A juíza substituta Pollyanna Kelly Maciel Medeiros Alves atendeu a um pedido de revogação do MPF. Ela afirmou que o processo administrativo tramita com contraditório e instrução adequada, e não por falta de garantias.
Segundo o MPF, o objetivo é transferir a ação para a Justiça Federal de São Paulo, mas a juíza manteve a origem do caso na Justiça Federal do Distrito Federal, destacando que a demanda trata da legalidade do rito administrativo, não da qualidade dos serviços.
Processo administrativo e potencial desfecho
O processo da Enel é fundamentado por um instrumento de fiscalização da Aneel que aponta falhas na prestação de serviços.
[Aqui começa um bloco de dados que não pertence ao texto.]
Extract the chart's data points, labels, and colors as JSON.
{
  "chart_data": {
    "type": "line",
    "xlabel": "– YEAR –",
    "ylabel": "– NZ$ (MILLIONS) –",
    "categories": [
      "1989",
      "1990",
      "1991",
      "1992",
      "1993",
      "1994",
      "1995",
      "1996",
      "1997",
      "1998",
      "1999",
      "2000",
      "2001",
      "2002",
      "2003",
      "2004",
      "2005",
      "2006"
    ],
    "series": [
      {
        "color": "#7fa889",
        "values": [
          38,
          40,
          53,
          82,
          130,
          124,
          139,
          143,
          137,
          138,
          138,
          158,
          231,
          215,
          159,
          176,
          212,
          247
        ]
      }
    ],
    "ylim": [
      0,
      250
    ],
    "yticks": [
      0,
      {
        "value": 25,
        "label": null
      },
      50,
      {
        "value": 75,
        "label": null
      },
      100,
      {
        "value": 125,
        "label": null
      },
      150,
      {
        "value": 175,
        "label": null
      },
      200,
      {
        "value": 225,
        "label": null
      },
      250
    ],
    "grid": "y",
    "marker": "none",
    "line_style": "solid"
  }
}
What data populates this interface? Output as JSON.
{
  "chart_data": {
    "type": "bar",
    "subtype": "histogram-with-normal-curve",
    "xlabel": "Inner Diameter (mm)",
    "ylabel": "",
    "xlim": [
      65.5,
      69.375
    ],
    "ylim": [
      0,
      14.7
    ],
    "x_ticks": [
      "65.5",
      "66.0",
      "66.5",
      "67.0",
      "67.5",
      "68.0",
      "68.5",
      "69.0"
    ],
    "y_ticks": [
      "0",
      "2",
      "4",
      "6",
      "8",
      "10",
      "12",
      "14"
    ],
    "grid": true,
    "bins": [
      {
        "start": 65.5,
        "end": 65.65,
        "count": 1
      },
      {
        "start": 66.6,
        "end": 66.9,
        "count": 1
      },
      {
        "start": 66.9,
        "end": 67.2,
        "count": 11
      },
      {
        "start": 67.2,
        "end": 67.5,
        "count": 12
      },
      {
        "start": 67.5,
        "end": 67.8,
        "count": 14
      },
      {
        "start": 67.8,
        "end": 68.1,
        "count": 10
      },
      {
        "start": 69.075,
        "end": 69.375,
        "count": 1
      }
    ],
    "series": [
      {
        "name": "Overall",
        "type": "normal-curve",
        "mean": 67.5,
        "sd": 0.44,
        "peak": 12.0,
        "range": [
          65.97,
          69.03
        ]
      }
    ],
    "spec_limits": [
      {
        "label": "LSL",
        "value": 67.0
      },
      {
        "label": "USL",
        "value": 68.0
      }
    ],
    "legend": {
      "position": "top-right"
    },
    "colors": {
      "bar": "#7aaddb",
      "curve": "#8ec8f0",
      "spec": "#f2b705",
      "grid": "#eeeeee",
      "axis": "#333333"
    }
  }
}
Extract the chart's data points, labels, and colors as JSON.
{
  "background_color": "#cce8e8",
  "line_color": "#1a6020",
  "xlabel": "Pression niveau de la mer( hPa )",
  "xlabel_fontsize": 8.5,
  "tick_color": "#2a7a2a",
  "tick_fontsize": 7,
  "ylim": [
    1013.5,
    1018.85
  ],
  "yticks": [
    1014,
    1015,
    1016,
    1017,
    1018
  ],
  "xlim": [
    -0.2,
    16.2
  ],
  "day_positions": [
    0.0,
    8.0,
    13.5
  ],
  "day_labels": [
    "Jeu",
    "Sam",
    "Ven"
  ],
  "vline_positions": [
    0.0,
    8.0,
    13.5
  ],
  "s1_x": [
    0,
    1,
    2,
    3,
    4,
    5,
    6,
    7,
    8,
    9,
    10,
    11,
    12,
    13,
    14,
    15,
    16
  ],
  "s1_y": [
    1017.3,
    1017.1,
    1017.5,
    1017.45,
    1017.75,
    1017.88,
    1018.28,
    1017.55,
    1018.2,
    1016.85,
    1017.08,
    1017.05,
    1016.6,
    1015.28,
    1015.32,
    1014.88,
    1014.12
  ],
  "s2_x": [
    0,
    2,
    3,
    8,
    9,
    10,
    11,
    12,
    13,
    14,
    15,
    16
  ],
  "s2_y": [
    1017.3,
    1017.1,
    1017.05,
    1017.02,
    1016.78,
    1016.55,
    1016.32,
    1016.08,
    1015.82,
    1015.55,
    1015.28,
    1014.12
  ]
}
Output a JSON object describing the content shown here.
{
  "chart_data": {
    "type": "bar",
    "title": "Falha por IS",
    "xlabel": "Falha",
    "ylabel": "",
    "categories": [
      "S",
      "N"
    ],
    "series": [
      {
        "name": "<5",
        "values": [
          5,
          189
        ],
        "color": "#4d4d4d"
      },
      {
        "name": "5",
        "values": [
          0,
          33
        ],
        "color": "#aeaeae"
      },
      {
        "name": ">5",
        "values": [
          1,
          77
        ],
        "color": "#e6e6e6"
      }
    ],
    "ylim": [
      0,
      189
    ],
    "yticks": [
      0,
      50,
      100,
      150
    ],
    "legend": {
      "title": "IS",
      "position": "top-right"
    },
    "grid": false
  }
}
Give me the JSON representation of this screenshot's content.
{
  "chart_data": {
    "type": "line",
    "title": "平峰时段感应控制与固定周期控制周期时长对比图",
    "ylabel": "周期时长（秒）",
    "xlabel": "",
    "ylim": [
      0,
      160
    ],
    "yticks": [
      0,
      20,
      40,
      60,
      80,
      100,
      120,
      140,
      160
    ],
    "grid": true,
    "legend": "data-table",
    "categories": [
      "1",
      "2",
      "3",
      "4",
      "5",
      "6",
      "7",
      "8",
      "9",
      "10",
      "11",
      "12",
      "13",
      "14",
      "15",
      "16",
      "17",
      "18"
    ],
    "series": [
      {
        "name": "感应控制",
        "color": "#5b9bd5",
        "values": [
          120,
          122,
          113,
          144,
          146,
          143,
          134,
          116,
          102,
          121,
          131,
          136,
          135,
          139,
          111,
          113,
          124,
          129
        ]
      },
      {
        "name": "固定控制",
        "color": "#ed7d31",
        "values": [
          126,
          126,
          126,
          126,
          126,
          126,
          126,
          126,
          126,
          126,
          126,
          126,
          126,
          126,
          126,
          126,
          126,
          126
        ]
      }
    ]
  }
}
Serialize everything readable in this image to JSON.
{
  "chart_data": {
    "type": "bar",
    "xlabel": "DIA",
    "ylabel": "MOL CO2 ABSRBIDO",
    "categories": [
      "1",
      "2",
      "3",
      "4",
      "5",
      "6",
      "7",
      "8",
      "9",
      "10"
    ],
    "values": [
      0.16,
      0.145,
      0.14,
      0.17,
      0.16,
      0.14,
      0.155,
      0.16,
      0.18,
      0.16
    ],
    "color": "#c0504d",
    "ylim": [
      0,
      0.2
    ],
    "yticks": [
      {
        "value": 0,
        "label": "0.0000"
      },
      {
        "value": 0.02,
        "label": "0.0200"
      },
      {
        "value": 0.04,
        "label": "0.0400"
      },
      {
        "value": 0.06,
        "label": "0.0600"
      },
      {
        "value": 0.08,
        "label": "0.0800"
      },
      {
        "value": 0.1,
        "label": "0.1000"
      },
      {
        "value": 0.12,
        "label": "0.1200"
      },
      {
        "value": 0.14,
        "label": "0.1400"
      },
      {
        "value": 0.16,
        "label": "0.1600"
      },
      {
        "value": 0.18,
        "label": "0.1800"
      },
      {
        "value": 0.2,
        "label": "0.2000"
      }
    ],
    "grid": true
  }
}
A avaliação cita dificuldade de restauração de energia após grandes eventos e demora no atendimento a emergências.
A área técnica da Aneel aponta ainda número elevado de interrupções longas e falhas no planejamento diante de eventos climáticos. O parecer indica que as medidas do Plano de Recuperação não seriam suficientes para melhorar a concessão.
A comissão reguladora recomenda a caducidade do contrato e a extinção da concessão da Enel em São Paulo, com base no relatório técnico. A decisão final depende da avaliação da diretoria da Aneel.
Contexto político e pressão
O processo ocorre em meio à pressão do governo pela caducidade da concessão. O ministro de Minas e Energia, Alexandre Silveira, o governador de São Paulo, Tarcísio de Freitas, e o prefeito de São Paulo, Ricardo Nunes, defendem a extinção da concessão.
Em dezembro, Silveira, Tarcísio e Nunes anunciaram uma iniciativa para romper o contrato com a distribuidora. Desde então, eles têm reiterado a posição de encerrar a atuação da Enel no estado. Quaisquer desdobramentos dependem das decisões técnicas da Aneel.